Many years ago, I recall reading a book about whisky in which the author described a visit to a distillery. He watched the stillman decide when to take the ‘cut’ of the clear liquid that was flowing through the spirit safe; this ‘cut’ then being the spirit that would be made into the final product. The liquid was clear as glass, but when he asked the stillman why he hadn’t made the ‘cut’ he was told, “ach, it’s still a wee bit too blue”. The point here is that this process is as much a craft, dependent on the skills and experience of a (very skilled and experienced) man and not just a chemical process that a machine could equally well perform.
This came to mind when I saw a recent article about how big data and algorithms can help today’s recruiter. Specifically, it was noted that they can provide an array of information, sorted into patterns and matches that conform to keywords and scores that filter an initial candidate pool to a narrower shortlist of individuals who ought to match the brief.
This article went on to discuss the impact of big data to sport. There is a well-known study of major league baseball team Oakland Athletics where an analysis of data identified improvements that ‘expert scouts’ couldn’t see. The results were impressive, with the OA getting the same results as teams that spent three times as much. In football, in the 1950s, Wing Commander Charles Reep (and subsequently Charles Hughes of the FA) came up with his POMO (position of maximum opportunity) theory, based on his analysis of thousands of goals (and this was before the days of the computing power that would have made this easy, which makes his efforts even more impressive).
Essentially, POMO dictated that the quicker the ball got in the opposition’s penalty box the more goals were scored. Consequently, it made success to the lump the ball forward at every available opportunity. The ‘long ball’ game adopted successfully by Wimbledon is attributed to this theory…
However, it’s one thing having the data, it’s another thing analysing them correctly. Even in all the examples taken from sport, ultimately it is up to the individual skills of the players whether a team is Barcelona or Brechin City (with no disrespect to that august Scottish side). Whether it’s football or recruitment, at some stage you need the expertise, experience and skills to shine at the highest level.

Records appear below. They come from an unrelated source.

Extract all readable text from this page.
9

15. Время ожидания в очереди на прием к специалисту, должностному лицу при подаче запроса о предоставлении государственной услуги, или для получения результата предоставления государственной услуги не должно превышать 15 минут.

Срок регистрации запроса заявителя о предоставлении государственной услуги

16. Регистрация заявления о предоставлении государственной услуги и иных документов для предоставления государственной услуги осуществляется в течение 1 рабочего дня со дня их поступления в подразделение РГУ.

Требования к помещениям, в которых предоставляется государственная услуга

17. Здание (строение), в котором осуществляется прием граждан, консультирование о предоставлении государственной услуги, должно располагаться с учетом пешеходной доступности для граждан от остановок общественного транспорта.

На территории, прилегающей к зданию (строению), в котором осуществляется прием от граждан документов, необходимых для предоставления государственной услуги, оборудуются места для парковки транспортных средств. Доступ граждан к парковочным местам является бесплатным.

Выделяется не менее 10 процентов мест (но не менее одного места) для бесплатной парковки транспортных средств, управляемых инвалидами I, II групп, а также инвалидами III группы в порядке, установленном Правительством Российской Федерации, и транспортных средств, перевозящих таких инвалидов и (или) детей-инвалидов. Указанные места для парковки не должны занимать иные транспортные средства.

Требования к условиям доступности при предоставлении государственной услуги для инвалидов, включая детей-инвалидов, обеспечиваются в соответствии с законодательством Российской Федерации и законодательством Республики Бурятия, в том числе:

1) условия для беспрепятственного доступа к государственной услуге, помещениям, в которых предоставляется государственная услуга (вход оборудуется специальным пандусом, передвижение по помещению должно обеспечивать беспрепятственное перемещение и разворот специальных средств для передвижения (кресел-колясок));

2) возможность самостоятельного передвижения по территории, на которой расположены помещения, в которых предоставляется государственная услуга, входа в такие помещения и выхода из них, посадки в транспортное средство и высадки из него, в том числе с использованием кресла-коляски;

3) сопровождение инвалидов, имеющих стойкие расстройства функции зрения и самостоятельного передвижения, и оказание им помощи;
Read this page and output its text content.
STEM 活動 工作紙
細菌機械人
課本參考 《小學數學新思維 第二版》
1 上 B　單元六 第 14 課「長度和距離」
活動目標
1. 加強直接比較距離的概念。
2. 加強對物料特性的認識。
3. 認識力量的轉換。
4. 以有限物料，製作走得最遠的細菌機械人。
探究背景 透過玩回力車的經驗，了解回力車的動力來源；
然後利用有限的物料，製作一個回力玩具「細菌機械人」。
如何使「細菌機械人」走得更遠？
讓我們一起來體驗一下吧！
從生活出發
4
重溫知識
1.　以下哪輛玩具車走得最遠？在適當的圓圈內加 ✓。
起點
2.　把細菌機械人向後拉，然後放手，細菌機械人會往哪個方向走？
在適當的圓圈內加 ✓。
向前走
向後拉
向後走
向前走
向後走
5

Moreover, the POMO idea and its associations with the ‘long ball game’ also made be think of the perennial problem of those recruitment agencies that give the industry a bad name by just ‘spraying (CVs) and praying’, hoping that force of numbers will cause something good (a placement) to happen. If that’s what you’re depending on, either as a candidate or a client, then can I suggest you find the recruitment equivalent of the stillman (or woman) and make sure that you add some guile to the numbers. Blend this individual expertise and experience with the best that technology can offer and then you have a very powerful combination, a position of maximum opportunity for both client and candidate alike!